Following the launch of IAC Art Talks, the Institute for Australian and Chinese Arts and Culture (IAC) at Western Sydney University is excited to launch another webinar lecture series focusing on research around various aspects of culture. The aim of IAC Culture Talks is to build up cultural knowledge and understanding of multiculturality through sharing recent studies of specific areas that will engage, inform and enlighten audiences so as to better relate to the world of diversity and understand humanities.
IAC Culture Talks is a cross-disciplinary series exploring a diverse range of topics from contemporary society in mainland China, the Chinese Cultural Renaissance Movement in Taiwan to cultural investigations across Asia. Specially invited speakers include leading researchers and experts in ethnographic research, international legal practice, social and cultural studies, feminist studies, ethnomusicological research, Chinese Australian studies and more.
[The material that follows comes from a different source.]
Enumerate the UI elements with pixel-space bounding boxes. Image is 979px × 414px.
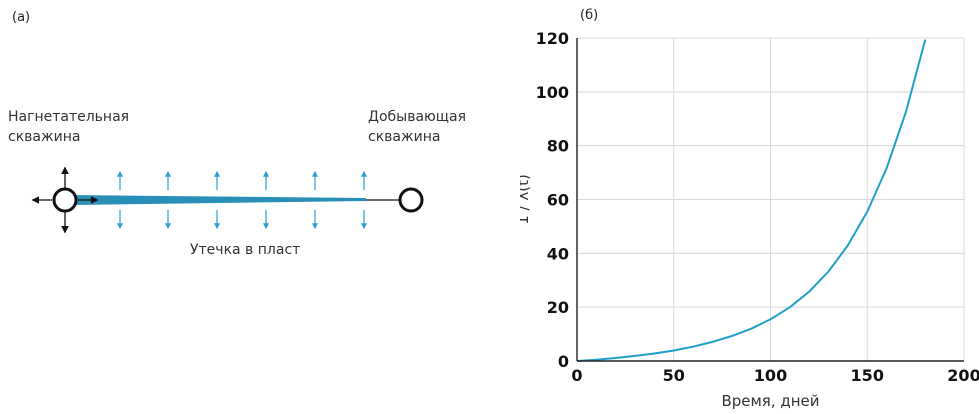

The series will be held via Zoom Webinar to enable interstate, national and international access. Each lecture will be recorded with each recording adding to IAC resources on arts and culture for ongoing usage by the general public.
For the Inaugural Lecture, we are greatly honoured and privileged to have the renowned and widely published scholar of media and cultural studies, Professor Wanning Sun of the University of Technology Sydney (UTS). The lecture focused on Professor Sun’s latest publication Love Trouble: Inequality in China and Its Intimate Consequences. Four decades of economic reform have made China one of the most unequal countries but the impact of inequality is not just socioeconomic. Love Troubles is the first book to examine the emotional cost of this inequality to the intimate and emotional lives of people in China. Drawing on first-hand ethnographic research among rural migrant factory workers in the Pearl River Delta in southern China, Professor Sun provides a critical and insightful analysis of narratives about love, romance, and intimacy in contemporary China. This book not only reveals a cultural anthropologist approach to China’s social changes, but also presents a significant intellectual intervention into worldwide debates on inequality. In this lecture, Professor Sun took the audience to the site of her research and show them what she had learned from talking to and interacting with some of the rural migrant workers who produce our iPhones.